Abstract
Unprecedented sequencing efforts have, as of October 2020, produced nearly 200,000 genomes of severe acute respiratory syndrome coronavirus 2 (SARS-CoV-2), the virus responsible for COVID-19. Understanding the trends in SARS-CoV-2 evolution is paramount to control the pandemic, but analysis of this enormous dataset is a major challenge. We show that the ongoing evolution of SARS-CoV-2 over the course of the pandemic is characterized primarily by purifying selection but a small set of sites, including spike 614 and nucleocapsid 203-204 appear to evolve under positive selection. In addition to the substitutions in the spike protein, multiple substitutions in the nucleocapsid protein appear to be important for SARS-CoV-2 adaptation to the human host. The positively selected mutations form a strongly connected network of apparent epistatic interactions and are signatures of major partitions in the SARS-CoV-2 phylogeny.
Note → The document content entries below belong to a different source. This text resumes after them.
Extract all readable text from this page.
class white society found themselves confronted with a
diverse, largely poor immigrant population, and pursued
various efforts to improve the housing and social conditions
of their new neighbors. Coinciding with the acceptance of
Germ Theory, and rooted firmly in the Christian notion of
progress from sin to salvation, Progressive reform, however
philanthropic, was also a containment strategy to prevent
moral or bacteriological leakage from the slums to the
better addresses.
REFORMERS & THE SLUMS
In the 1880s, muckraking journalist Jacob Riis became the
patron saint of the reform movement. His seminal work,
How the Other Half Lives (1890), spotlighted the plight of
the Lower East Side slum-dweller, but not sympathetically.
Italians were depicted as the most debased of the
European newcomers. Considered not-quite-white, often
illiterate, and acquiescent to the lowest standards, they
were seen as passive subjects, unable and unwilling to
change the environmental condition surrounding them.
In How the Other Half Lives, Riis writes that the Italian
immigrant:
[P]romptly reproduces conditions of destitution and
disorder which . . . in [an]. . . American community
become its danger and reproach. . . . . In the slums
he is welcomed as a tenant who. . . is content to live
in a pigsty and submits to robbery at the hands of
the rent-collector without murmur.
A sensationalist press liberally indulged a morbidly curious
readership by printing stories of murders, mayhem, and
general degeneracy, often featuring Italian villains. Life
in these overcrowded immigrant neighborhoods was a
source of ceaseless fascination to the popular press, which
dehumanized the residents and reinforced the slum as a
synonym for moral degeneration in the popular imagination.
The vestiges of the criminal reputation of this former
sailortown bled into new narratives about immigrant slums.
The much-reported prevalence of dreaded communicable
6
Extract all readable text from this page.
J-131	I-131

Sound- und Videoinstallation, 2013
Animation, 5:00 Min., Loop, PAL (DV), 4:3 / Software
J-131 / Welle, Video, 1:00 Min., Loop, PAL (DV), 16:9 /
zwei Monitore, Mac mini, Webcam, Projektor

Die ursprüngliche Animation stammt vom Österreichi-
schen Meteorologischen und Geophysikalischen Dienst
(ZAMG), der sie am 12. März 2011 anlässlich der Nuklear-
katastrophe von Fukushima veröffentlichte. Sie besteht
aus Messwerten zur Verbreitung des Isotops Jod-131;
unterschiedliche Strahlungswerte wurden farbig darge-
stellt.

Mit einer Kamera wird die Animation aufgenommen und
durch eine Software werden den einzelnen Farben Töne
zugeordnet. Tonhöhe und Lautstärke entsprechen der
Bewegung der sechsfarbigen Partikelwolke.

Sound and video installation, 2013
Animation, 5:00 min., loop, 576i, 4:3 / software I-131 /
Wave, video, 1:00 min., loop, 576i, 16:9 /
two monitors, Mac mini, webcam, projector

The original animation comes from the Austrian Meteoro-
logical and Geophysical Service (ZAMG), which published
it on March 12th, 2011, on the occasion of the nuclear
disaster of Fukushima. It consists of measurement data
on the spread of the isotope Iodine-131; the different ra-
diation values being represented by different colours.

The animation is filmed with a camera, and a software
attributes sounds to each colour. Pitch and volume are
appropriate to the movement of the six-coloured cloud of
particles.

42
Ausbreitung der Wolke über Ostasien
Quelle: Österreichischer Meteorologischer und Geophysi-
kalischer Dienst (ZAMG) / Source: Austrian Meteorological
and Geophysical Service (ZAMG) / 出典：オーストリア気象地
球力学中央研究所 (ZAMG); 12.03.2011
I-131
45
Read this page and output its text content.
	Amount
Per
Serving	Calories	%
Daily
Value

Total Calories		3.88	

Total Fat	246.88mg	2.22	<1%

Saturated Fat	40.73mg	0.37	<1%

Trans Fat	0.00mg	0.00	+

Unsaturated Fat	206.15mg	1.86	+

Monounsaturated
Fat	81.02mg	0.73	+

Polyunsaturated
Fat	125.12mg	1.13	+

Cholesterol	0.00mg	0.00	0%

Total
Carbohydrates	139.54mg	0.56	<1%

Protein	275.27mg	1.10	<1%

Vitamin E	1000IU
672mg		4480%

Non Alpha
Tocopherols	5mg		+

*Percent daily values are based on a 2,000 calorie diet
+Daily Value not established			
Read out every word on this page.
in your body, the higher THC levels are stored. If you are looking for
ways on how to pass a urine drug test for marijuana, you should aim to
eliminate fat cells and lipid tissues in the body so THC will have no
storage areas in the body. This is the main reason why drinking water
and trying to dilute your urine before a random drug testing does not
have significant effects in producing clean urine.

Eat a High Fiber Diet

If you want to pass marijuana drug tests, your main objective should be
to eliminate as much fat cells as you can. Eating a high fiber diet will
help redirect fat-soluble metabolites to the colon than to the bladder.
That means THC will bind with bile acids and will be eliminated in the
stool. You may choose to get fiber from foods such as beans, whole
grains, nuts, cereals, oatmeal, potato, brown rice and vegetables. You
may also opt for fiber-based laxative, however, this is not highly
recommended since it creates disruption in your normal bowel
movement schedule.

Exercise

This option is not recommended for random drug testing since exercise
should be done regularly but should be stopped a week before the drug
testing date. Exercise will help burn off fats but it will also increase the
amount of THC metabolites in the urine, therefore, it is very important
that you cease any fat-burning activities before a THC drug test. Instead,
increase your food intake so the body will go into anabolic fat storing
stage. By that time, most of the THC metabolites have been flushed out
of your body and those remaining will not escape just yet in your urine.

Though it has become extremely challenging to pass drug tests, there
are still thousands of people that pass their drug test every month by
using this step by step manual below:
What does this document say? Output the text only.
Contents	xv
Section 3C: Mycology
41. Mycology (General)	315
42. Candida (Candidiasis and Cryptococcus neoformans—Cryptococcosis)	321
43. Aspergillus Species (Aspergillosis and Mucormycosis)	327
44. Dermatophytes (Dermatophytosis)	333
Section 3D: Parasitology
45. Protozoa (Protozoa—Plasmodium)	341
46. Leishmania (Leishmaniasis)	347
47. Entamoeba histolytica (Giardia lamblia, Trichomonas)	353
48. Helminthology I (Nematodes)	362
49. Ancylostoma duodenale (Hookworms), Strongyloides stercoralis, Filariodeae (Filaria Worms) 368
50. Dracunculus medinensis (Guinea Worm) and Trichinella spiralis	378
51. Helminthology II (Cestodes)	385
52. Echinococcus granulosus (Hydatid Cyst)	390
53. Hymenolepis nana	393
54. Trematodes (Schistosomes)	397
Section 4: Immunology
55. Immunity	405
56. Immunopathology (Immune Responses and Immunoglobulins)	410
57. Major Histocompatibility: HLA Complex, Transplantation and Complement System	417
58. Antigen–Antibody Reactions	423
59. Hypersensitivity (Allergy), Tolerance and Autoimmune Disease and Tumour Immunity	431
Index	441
These partitions show distinct spatial and temporal dynamics, with both globalization and diversification trends being apparent.
Competing Interest Statement
The authors have declared no competing interest.
Footnotes
This version of the manuscript has been revised to update the collection of the SARS-CoV-2 genomes that were analyzed to identify the evolutionary regime of the virus along with the global and regional evolutionary trends.